In a statement on its website the firm said it believes a roundtable discussion of 50 minutes will be “insufficient to give a good insight into private equity and into our firm in particular.”
Instead of attending the three-hour public hearing, Egeria has invited Dutch MPs to come to its office for a private meeting. Egeria declined to comment beyond the statement.
“In a democracy, it’s a common tradition that you accept a request from Parliament to talk about serious problems in a [particular] sector,” Henk Nijboer, a member of Labour Party, one of the governing parties in Holland, told PEI in an emailed statement. The firm’s decision not to participate “will only lead to an increase in support for further regulation on private equity,” he added.

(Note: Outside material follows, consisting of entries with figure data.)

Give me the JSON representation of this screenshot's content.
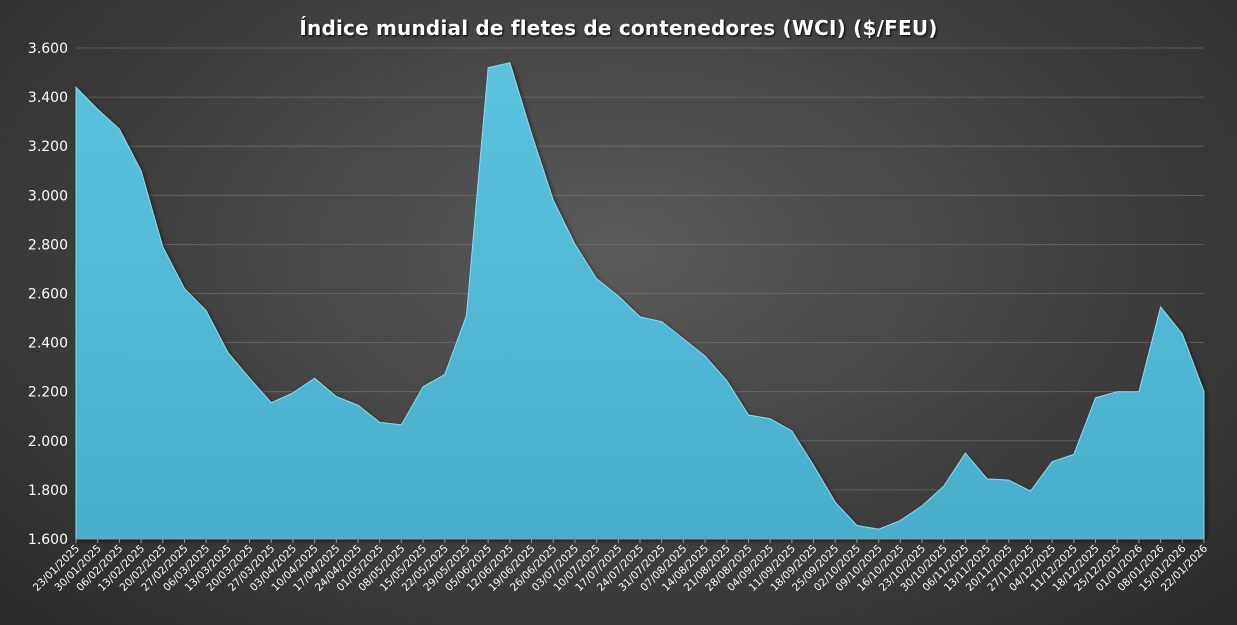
{
  "chart_data": {
    "type": "area",
    "title": "Índice mundial de fletes de contenedores (WCI) ($/FEU)",
    "xlabel": "",
    "ylabel": "",
    "ylim": [
      1600,
      3600
    ],
    "yticks": [
      1600,
      1800,
      2000,
      2200,
      2400,
      2600,
      2800,
      3000,
      3200,
      3400,
      3600
    ],
    "ytick_labels": [
      "1.600",
      "1.800",
      "2.000",
      "2.200",
      "2.400",
      "2.600",
      "2.800",
      "3.000",
      "3.200",
      "3.400",
      "3.600"
    ],
    "grid": true,
    "legend": "none",
    "fill_color": "#4FB8D6",
    "categories": [
      "23/01/2025",
      "30/01/2025",
      "06/02/2025",
      "13/02/2025",
      "20/02/2025",
      "27/02/2025",
      "06/03/2025",
      "13/03/2025",
      "20/03/2025",
      "27/03/2025",
      "03/04/2025",
      "10/04/2025",
      "17/04/2025",
      "24/04/2025",
      "01/05/2025",
      "08/05/2025",
      "15/05/2025",
      "22/05/2025",
      "29/05/2025",
      "05/06/2025",
      "12/06/2025",
      "19/06/2025",
      "26/06/2025",
      "03/07/2025",
      "10/07/2025",
      "17/07/2025",
      "24/07/2025",
      "31/07/2025",
      "07/08/2025",
      "14/08/2025",
      "21/08/2025",
      "28/08/2025",
      "04/09/2025",
      "11/09/2025",
      "18/09/2025",
      "25/09/2025",
      "02/10/2025",
      "09/10/2025",
      "16/10/2025",
      "23/10/2025",
      "30/10/2025",
      "06/11/2025",
      "13/11/2025",
      "20/11/2025",
      "27/11/2025",
      "04/12/2025",
      "11/12/2025",
      "18/12/2025",
      "25/12/2025",
      "01/01/2026",
      "08/01/2026",
      "15/01/2026",
      "22/01/2026"
    ],
    "values": [
      3440,
      3350,
      3270,
      3100,
      2790,
      2620,
      2530,
      2360,
      2255,
      2155,
      2195,
      2255,
      2180,
      2145,
      2075,
      2065,
      2220,
      2270,
      2510,
      3520,
      3540,
      3250,
      2980,
      2800,
      2660,
      2590,
      2505,
      2485,
      2415,
      2345,
      2245,
      2105,
      2090,
      2040,
      1900,
      1750,
      1655,
      1640,
      1675,
      1735,
      1815,
      1950,
      1845,
      1840,
      1795,
      1915,
      1945,
      2175,
      2200,
      2200,
      2545,
      2435,
      2200
    ]
  }
}
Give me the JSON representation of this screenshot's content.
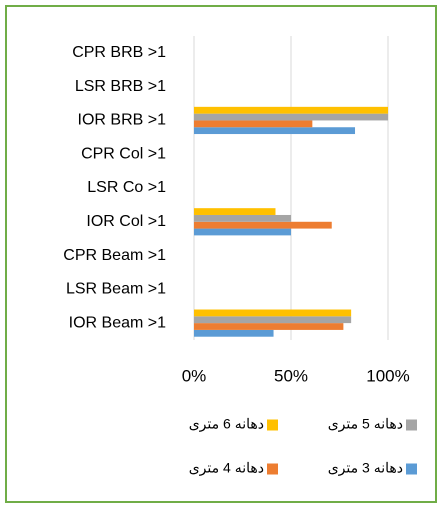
{
  "chart_data": {
    "type": "bar",
    "orientation": "horizontal",
    "categories": [
      "CPR BRB >1",
      "LSR BRB >1",
      "IOR BRB >1",
      "CPR Col >1",
      "LSR Co >1",
      "IOR Col >1",
      "CPR Beam >1",
      "LSR Beam >1",
      "IOR Beam >1"
    ],
    "series": [
      {
        "name": "دهانه 3 متری",
        "color": "#5b9bd5",
        "values": [
          0,
          0,
          83,
          0,
          0,
          50,
          0,
          0,
          41
        ]
      },
      {
        "name": "دهانه 4 متری",
        "color": "#ed7d31",
        "values": [
          0,
          0,
          61,
          0,
          0,
          71,
          0,
          0,
          77
        ]
      },
      {
        "name": "دهانه 5 متری",
        "color": "#a5a5a5",
        "values": [
          0,
          0,
          100,
          0,
          0,
          50,
          0,
          0,
          81
        ]
      },
      {
        "name": "دهانه 6 متری",
        "color": "#ffc000",
        "values": [
          0,
          0,
          100,
          0,
          0,
          42,
          0,
          0,
          81
        ]
      }
    ],
    "xlim": [
      0,
      100
    ],
    "xticks": [
      {
        "value": 0,
        "label": "0%"
      },
      {
        "value": 50,
        "label": "50%"
      },
      {
        "value": 100,
        "label": "100%"
      }
    ],
    "grid": true,
    "legend": "bottom"
  }
}
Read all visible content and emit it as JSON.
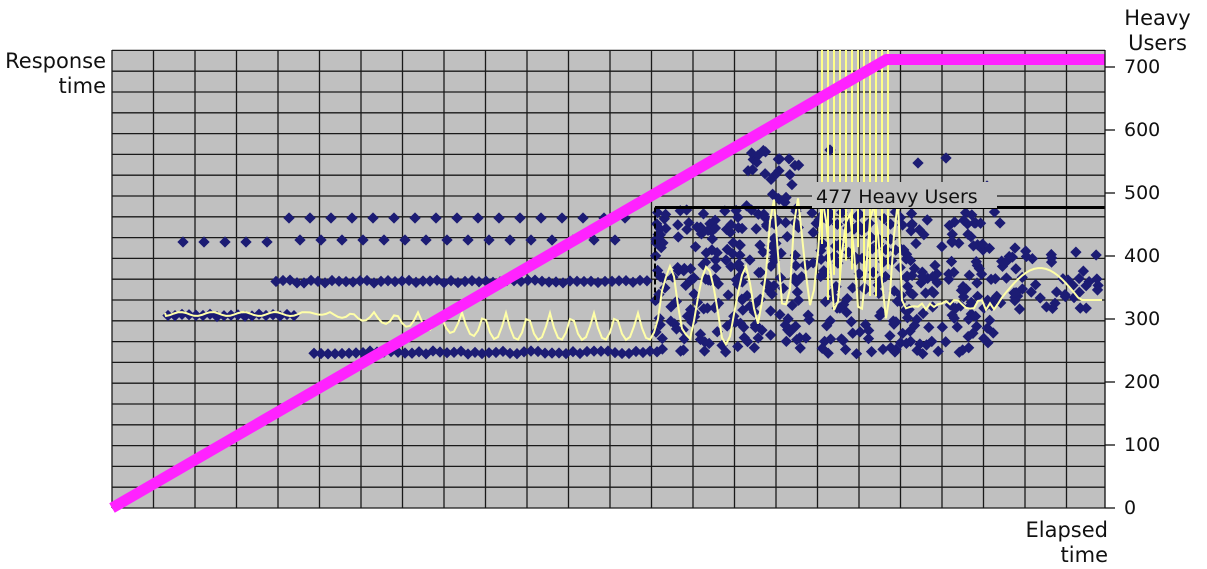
{
  "chart_data": {
    "type": "scatter",
    "ylabel": "Response time",
    "xlabel": "Elapsed time",
    "y2label": "Heavy Users",
    "y2lim": [
      0,
      700
    ],
    "y2ticks": [
      "0",
      "100",
      "200",
      "300",
      "400",
      "500",
      "600",
      "700"
    ],
    "grid": true,
    "annotation": {
      "text": "477 Heavy Users",
      "value": 477
    },
    "colors": {
      "plot_bg": "#c0c0c0",
      "grid": "#1a1a1a",
      "users": "#ff22ff",
      "scatter": "#1c1c74",
      "response_line": "#ffffa8",
      "spikes": "#ffff88",
      "annotation_line": "#000000"
    },
    "users_series": {
      "elapsed": [
        0,
        78,
        100
      ],
      "heavy_users": [
        0,
        712,
        712
      ]
    }
  }
}
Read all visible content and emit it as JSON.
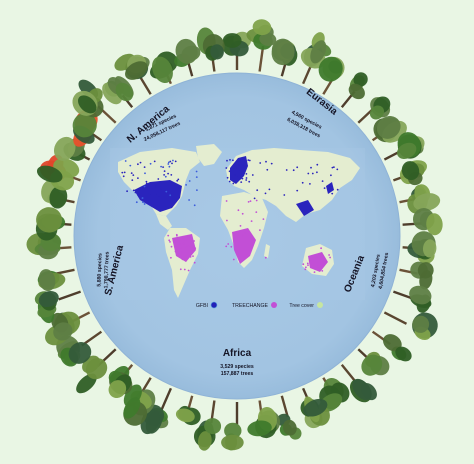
{
  "regions": {
    "north_america": {
      "name": "N. America",
      "species": "1,871 species",
      "trees": "24,058,117 trees"
    },
    "eurasia": {
      "name": "Eurasia",
      "species": "4,560 species",
      "trees": "6,038,318 trees"
    },
    "south_america": {
      "name": "S. America",
      "species": "5,880 species",
      "trees": "1,798,777 trees"
    },
    "oceania": {
      "name": "Oceania",
      "species": "4,203 species",
      "trees": "4,604,854 trees"
    },
    "africa": {
      "name": "Africa",
      "species": "3,529 species",
      "trees": "157,887 trees"
    }
  },
  "legend": {
    "gfbi": "GFBI",
    "treechange": "TREECHANGE",
    "tree_cover": "Tree cover"
  },
  "colors": {
    "background": "#e9f6e4",
    "disc": "#a6c7e5",
    "land": "#e4edd0",
    "gfbi": "#2320b8",
    "treechange": "#c24fd6",
    "tree_cover": "#c6e6a0",
    "text": "#151526"
  }
}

Nijboer called for the roundtable earlier this year in a bid to give parliament a better understanding of the private equity sector. The initiative for the public meeting came after Dutch department store Vroom & Dreesman, which is owned by Sun European Partners, got into difficulties earlier this year.
“Private equity is useful when it is focused on long term growth. Start-ups are often dependent on private equity to build up their business. Private equity can also be a solution for mid-sized companies as well as family businesses that don’t have a succession [plan],” Nijboer said at the time, adding that private equity can often offer solutions that banks are unable to provide.
But he also warned about ‘excesses’ in private equity which he said “typically occur in businesses that have a lot of equity but that are still cheap because their revenues are under pressure. Anglo-Saxon private equity firms are particularly equipped to strip these companies using ingenious legal and fiscal constructions,” he said, naming NRC Media, Estro, Hema and Van Gansewinkel as examples of that. He called for ‘roofkapitalisme’ (robbery capitalism) to be banned.
Egeria has been under fire in The Netherlands for its investment in NRC Media because the firm took out a dividend of €12.5 million when 30 people were made redundant at the high profile national newspaper back in 2013.
While Egeria has snubbed the meeting, other firms will be attending. Among the participants will be KKR, Anders Invest and 3i Group, as well as a number of Dutch unions and university lecturers.
“Over the last decades, as private equity has grown into an important investor in the Dutch economy, it is important to have a dialogue with important stakeholders and to contribute to this dialogue,” a spokesperson for KKR told PEI.
The roundtable discussion will take place on 29 April between 2pm and 5pm in the Dutch parliament in The Hague.